El mundo universitario anda revuelto con el proceso de Bolonia. En principio, parece razonable tender a una convergencia europea que nos dote de un sistema comparable y legible de titulaciones y de créditos. Tampoco parece muy descabellado marcarse como objetivo que los universitarios sean evaluados en función de las competencias profesionales que van a desarrollar, introduciendo para ello métodos de enseñanza práctica que les acerque al ámbito concreto donde van a desempeñar su función, no necesariamente en la empresa privada. Estoy pensando, por ejemplo en los profesores de educación secundaria, en cuya formación universitaria, la capacitación pedagógica y práctica para trabajar con adolescentes brilla por su ausencia.

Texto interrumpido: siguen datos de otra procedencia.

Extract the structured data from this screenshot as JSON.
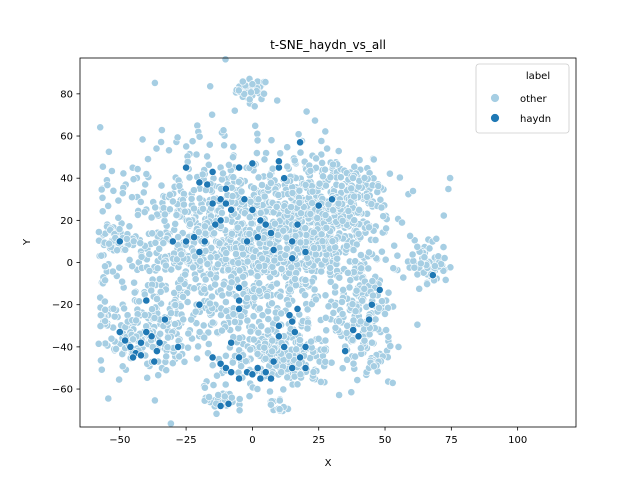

En realidad, más que los objetivos declarados, preocupa los no declarados y la aplicación concreta del proceso. Así, cuando llegamos al punto de la financiación, nos podemos preguntar qué significa exactamente diversificar la financiación de la Universidad. Parece claro que los diferentes gobiernos europeos llegaron hace tiempo a la conclusión que mantener el sistema público de universidades es muy caro y que había que dar entrada a la financiación privada, como de hecho ya ocurre. El problema es que quien pone el dinero también pone sus condiciones y su enfoque sobre las cosas. Nos podemos encontrar así con que la Universidad sea sólo un eficiente ámbito de formación profesional orientado a la inserción laboral. Un ámbito además más caro y elitista que, salvo se implemente una decidida política de becas, dejaría fuera a quienes no tienen recursos para costearse las que serán las nuevas llaves de un buen futuro profesional.
Una crítica recurrente es que lo que se enseña en la Universidad está muy alejado del ámbito laboral, que se enseña bajo unos parámetros de idealismo imposibles de encontrar luego en el entorno laboral. Desde luego, si no encontramos fórmulas de aplicación a los principios éticos, mal vamos, pero peor aún si directamente nos olvidamos de ellos y damos por buenas determinadas malas prácticas del ámbito laboral. Justamente, el reto de la formación universitaria estaría en capacitar para incidir en cambiar la realidad y no simplemente amoldarse a ella.
¿Dónde queda el papel de la Universidad para enseñar a pensar críticamente e innovar? Muchos se preguntarán con sorna: ah, ¿pero hay materia gris en la Universidad? Una Universidad donde muchos salen sin ni siquiera saber redactar correctamente, sin capacidad de análisis, razonamiento y resolución de problemas, una Universidad que sigue instalada en un sistema de selección de profesorado endogámico, enredada en camarillas de departamentos, una Universidad que hace tiempo perdió pie con la realidad y por tanto su capacidad para proponer o ejercer una crítica constructiva de lo que le rodea.
Desde luego es injusta la generalización, son también muchos los profesores, estudiantes e investigadores universitarios que luchan contra estas inercias, el problema es que el sistema de poder está sólidamente anclado sobre el sacrosanto principio de autonomía universitaria que lejos de fomentar la transparencia y la calidad, ha sido utilizado para esconder la mediocridad y los privilegios.
Así pues, con o sin Bolonia, la Universidad tiene que preguntarse por el papel que quiere desempeñar en una sociedad saturada de información y cada vez más paralizada por no entender lo que pasa.